В глухую ночь одного из «последних годов царствования императора Павла I» дом Лажечниковых был внезапно разбужен страшным стуком, шумом и звоном колокольчиков на дворе. Поднялась суматоха и в доме, и «вслед за тем я, – пишет Лажечников в юбилейной автобиографии, – увидел рыдающую мать мою, прощание ее с отцом, благословение его дрожащей рукой надо мной и братом моим. На дворе стояли три таинственные тройки, запряженные в рогожные кибитки. При них были какие-то солдаты. В одну кибитку посадили моего отца, в другую гувернера Monsieur Beauliu, в третью священника, нашего русского учителя; казалось, их увезли в вечность. Вслед за тем слышны были только перешептывания, рыдание матери и причитание женской прислуги. В этом происшествии никто ничего не мог понять. Дядька мой Ларивон угрюмо молчал, нянька Домна усердно молилась и приказывала мне молиться».
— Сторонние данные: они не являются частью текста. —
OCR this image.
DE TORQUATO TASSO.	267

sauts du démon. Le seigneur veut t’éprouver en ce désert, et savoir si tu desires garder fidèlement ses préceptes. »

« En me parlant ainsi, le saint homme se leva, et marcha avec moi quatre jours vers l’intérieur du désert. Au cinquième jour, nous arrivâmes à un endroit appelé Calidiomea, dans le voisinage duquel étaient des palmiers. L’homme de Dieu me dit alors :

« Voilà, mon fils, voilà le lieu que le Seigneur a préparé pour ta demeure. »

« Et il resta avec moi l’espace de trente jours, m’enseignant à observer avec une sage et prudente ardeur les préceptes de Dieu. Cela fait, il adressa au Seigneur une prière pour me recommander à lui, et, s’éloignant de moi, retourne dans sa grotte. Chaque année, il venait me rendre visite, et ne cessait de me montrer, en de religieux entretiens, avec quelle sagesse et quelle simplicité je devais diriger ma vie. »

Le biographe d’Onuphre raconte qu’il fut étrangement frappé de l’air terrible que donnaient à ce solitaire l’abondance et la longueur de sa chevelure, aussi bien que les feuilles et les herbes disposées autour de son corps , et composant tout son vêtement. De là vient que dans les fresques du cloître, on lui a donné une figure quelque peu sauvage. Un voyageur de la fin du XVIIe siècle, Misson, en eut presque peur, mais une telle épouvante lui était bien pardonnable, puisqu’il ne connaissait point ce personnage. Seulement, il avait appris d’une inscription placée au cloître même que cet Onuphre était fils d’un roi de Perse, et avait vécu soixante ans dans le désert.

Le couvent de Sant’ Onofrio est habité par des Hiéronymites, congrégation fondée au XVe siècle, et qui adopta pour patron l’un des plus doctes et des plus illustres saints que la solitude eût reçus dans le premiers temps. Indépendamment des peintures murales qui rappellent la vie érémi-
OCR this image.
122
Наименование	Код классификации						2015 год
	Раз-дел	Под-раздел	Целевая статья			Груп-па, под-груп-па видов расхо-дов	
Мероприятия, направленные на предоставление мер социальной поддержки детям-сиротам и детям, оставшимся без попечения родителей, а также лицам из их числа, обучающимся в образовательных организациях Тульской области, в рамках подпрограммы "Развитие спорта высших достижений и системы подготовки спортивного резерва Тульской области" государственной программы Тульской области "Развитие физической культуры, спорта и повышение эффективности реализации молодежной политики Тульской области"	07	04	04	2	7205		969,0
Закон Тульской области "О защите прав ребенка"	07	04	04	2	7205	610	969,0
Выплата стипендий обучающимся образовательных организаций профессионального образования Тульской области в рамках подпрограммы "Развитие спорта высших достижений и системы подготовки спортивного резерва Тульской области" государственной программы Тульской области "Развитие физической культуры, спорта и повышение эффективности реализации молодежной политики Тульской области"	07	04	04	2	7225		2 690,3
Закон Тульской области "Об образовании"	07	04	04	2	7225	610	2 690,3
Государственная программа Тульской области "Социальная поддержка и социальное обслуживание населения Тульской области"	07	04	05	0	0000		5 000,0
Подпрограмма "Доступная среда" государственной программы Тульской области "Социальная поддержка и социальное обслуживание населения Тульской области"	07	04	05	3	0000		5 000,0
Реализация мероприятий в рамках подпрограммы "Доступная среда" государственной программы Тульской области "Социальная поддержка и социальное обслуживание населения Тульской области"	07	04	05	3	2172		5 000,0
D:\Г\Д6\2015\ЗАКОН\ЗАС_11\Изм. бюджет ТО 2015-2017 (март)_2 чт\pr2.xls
Через несколько дней все разъяснилось.

Дело в том, что, при всей доброте и мягкости, отец Лажечникова был весьма остер на язык. А так как, кроме того, он был человек правдивый, честный и умный, то остроты его попадали не в бровь, а прямо в глаз и создавали ему множество врагов среди людей, от правды не очень выигрывающих. Пшеницын из «Беленьких, черненьких и сереньких», то есть отец Лажечникова, отпускает колкости на счет городских властей, которые, понятно, немало злятся за это на дерзкого купца. Городничего, например, который состоял в амурах с одной отцветающей графиней, жившей в окрестностях города, и потому вечно пропадал в имении ее и весьма мало заботился о городских делах, Пшеницын прозвал уездным городничим, и кличка эта так и осталась за ним. Патокин из «Немного лет назад», то есть опять-таки отец Лажечникова, «иной раз так смело выражался о разных важных предметах и лицах, что у трусливого человека, слушавшего его, волосы дыбом становились».

Но как в обоих романах, так и в действительности все сходило Лажечникову, благодаря богатству его и связям. Однако же, ходит кувшин по воду, пока не сломится. Довел язык Лажечникова-отца до большой беды, которая тяжелым камнем легла на всю дальнейшую жизнь его. Сострил он раз над одним высокопоставленным коломенским духовным лицом. Священник, обучавший детей Лажечникова русскому языку, в чаянии грядущих наград передал остроту по назначению. Высокопоставленное лицо разъярилось и решило отомстить зазнавшемуся купчишке. Сказано – сделано. В Петербург отправляется обстоятельное донесение о разрушителе основ и якобинце, дальнейшее пребывание которого в Коломне грозит отечеству неотразимыми несчастиями. Как уже сказано выше, происходило это все в последние годы царствования Павла. А известно, что это было за время такое. «Слово и дело», на бумаге отмененное, в действительности свирепствовало неудержимо и поражало всех, попавших в зачумленный район действия его.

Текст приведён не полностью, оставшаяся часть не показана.